El peor insulto

La vieja sirvienta de la familia acababa de dejar sobre la mesa la bandeja con el café. Mientras ella estuvo en el salón los dos hombres guardaron silencio, manteniendo hibernada en los labios la sonrisa que a ambos les convenía.

—Déjelo, Teresa. Ya sirvo yo —indicó don Antonio, el dueño de la casa.

—Como quiera el señor.

Teresa cerró con religioso cuidado la puerta del salón dejando solos de nuevo a los hombres.

El más joven agradeció con un gesto el café a su anfitrión, se sirvió una minúscula cucharada de azúcar y removió el oscuro líquido sin apartar la vista de su interlocutor. Ninguno de los dos quería ser el primero en hablar.

Don Antonio creyó que como anfitrión le tocaba a él sufrir esa desventaja.

—O sea que quiere usted casarse con Anita.

—Sí señor, así es. Y ella está de acuerdo.

A don Antonio le molestó la inoportuna observación acerca de la voluntad de su hija, pero no dio muestra alguna de ello.

—Como es posible que lleguemos a ser parientes, me gustaría que me respondiera con la máxima franqueza a lo que voy a preguntarle.

—Le doy mi palabra de que así será —respondió el joven envarándose un tanto en su asiento.

Don Antonio tomó un sorbo de café.

—¿Puede decirme qué encuentra usted de atractivo en mi hija?

—¿Cómo dice?

—Me ha entendido perfectamente. ¿Qué ve usted en Anita, además de su dote, para querer casarse con ella?

El joven apretó los labios.

—¿Se atreve a sugerir usted que soy un vulgar cazadotes?

—No lo sugiero: lo afirmo taxativamente. Pero lo hago ante usted y en privado, para que tenga ocasión de convencerme de lo contrario. ¿Qué es lo que ha visto usted en mi hija?

—No entiendo esa pregunta —trató de defenderse el joven, algo aturdido por la demasiada franqueza del padre de su novia.

—Pues no me parece difícil de comprender: usted es un hombre de mundo; ha viajado mucho y ha vivido mucho a pesar de su juventud; ha conocido mujeres de toda índole y condición, y pretende que me crea que se ha prendado de Anita hasta el punto de unir su vida a la suya.
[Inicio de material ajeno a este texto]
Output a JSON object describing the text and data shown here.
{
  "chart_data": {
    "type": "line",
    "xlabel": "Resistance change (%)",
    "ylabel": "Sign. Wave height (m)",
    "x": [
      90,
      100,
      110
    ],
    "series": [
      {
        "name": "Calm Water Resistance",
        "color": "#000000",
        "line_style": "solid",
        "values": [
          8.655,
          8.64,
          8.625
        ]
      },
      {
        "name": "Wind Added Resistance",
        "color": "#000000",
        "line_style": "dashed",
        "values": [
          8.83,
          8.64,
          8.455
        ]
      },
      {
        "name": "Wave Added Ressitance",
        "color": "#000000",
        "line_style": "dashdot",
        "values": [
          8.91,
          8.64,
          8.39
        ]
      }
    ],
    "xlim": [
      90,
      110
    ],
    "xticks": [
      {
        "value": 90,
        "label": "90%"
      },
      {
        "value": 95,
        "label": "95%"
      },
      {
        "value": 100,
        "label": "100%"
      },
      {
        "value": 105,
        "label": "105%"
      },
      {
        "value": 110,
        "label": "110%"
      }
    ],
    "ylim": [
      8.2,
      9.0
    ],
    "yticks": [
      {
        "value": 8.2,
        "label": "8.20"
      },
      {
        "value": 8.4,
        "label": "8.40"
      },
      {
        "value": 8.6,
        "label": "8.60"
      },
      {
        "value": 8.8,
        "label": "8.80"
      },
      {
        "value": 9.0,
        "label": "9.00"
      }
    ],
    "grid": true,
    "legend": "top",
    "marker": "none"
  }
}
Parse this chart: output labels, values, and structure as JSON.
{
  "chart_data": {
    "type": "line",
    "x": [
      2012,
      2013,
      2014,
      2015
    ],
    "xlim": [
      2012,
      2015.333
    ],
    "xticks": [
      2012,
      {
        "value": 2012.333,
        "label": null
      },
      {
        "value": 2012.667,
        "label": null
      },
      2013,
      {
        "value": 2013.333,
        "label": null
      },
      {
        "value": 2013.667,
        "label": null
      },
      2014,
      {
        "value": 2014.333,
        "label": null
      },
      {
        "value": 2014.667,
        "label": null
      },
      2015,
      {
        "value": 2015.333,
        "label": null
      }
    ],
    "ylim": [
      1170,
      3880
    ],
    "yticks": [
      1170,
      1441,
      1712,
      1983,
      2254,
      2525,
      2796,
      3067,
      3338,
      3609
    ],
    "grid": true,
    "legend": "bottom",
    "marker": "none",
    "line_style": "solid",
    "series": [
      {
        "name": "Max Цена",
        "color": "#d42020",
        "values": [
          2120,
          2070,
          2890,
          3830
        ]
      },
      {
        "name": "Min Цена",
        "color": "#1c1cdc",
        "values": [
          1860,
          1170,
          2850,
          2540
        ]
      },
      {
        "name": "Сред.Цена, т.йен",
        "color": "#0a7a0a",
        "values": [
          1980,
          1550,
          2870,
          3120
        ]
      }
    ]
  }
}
—No se engaña en nada de lo que ha dicho.

—Lo sé. Pero Anita no es guapa. Soy su padre y sé que no es una muchacha agraciada. Anita no es inteligente. Ni siquiera es graciosa. ¿Qué ha visto usted en ella además de una buena renta? No se ofenda por lo que le digo: trato de expresar que creo que es usted mucho mejor que ella y no comprendo los matrimonios desiguales si no se ajustan en otro campo.

—He visto sencillez y cariño. ¿No basta con eso?

—Eso podría bastarle a cualquier petimetre, pero no a usted. El amor que usted dice sentir me parece sencillamente ridículo tratándose de una muchacha como Anita.

El joven juntó las manos intentando reunir a la vez sus pensamientos.

—¿Pretende usted decir que cualquiera que se enamore de Ana se enamora en realidad de su dinero porque ella no tiene más que ofrecer?, ¿quieres usted decir que los que la quisieran por sí misma serían unos inútiles y el resto unos interesados?

—Exactamente. No lo hubiera dicho mejor.

El joven se levantó indignado.

—Entonces me temo que no tenemos nada más que hablar.

—Eso mismo pienso yo. Buenas tardes —respondió don Antonio levantándose a su vez.